Ironically, the pace of this movie isn't "breathless" at all. It begins abruptly and takes a while to get going: Michel (Jean-Paul Belmondo), a character we barely know, drives a stolen car around, talks at the camera, and shoots a police officer who has tried to pull him over. Then he goes to Paris and tries to borrow money from some friends, while the police-shooting plot goes undeveloped. I only became fully engaged with the introduction of Patricia (Jean Seberg), a young American who sells newspapers on the Champs-Elysees. The relationship between Michel and Patricia is the heart of the film, especially a 25-minute-long scene in Patricia's apartment where the characters smoke, flirt, and laze around in bed, though nothing really happens.
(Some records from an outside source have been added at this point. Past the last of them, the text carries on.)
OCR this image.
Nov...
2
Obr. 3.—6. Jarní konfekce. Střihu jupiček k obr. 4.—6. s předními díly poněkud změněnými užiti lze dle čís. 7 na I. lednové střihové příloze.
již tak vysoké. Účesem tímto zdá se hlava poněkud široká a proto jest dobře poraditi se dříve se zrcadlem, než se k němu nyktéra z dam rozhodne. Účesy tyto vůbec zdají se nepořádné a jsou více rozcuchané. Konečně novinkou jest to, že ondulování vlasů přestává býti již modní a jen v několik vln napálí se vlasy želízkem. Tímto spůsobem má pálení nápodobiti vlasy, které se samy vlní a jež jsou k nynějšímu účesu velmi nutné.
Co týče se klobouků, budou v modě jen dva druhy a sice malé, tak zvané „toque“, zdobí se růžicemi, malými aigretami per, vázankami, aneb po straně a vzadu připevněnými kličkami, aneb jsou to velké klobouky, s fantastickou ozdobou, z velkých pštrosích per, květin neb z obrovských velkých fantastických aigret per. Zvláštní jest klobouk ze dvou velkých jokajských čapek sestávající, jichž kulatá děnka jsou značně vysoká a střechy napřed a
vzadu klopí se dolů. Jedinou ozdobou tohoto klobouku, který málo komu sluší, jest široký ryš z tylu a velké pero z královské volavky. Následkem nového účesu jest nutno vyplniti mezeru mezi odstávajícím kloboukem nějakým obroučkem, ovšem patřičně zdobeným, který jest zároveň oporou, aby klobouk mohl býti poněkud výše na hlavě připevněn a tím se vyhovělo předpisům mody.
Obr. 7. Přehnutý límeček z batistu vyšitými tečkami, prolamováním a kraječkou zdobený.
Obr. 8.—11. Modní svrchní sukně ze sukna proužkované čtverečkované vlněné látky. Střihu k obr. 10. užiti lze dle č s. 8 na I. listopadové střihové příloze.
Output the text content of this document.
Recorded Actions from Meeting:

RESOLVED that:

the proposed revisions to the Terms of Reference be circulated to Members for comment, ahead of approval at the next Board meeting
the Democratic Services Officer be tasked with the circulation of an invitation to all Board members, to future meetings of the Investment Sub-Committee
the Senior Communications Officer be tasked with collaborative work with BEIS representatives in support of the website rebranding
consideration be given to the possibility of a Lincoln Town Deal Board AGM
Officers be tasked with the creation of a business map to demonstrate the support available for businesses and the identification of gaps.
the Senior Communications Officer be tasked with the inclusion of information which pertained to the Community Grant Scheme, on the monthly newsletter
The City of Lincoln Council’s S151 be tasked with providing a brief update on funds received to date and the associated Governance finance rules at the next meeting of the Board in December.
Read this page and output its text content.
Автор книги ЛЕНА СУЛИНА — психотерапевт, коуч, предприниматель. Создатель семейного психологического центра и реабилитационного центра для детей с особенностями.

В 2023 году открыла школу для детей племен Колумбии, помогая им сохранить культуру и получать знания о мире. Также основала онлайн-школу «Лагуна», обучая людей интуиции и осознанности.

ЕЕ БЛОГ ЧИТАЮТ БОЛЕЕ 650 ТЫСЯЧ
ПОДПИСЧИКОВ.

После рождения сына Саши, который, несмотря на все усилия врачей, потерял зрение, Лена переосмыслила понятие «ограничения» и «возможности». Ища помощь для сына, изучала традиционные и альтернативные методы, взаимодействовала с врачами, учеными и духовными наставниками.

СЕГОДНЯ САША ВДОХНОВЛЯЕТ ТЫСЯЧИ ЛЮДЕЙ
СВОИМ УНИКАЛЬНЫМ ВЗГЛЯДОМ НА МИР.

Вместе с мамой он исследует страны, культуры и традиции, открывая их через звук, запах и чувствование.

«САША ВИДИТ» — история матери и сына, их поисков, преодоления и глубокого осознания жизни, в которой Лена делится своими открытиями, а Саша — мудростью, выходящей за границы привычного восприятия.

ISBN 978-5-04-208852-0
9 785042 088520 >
That's where I really started to admire "Breathless," because I was so captivated by a scene that, on paper, doesn't sound all that captivating.

Eventually the police catch onto Michel and launch a manhunt, but this doesn't really ratchet up the suspense. Instead, Michel is (or at least, Michel acts) aimless and nonchalant about the whole thing—this is not a typical "man on the run" movie. The cool jazz score adds to the hip, laid-back tone.

Since I didn't care for the movie too much until the scenes between Michel and Patricia, I believe a lot of the credit for the film's success has to go to the charismatic performances of Belmondo and Seberg. Belmondo, with a perpetual cigarette dangling from the corner of his mouth, is the archetypal cocky criminal who models himself after Humphrey Bogart (there's a great scene where he sees some Bogart photos and gets a vulnerable look in his eyes, as though saying "I'll never be as cool as this"). Seberg plays Patricia as a confused girl who is delighted by the attention she gets as an American in France.

It's easy to see why "Breathless" was so influential—the jump cuts, the ragged style perfectly match this story about amoral, aimless youth. Definitely a movie that expanded the range of stories the cinema can tell, and perhaps a major precursor to youth-oriented '60s culture. Nearly fifty years later, it still seems "hip," and still challenges our expectations of how movies should behave.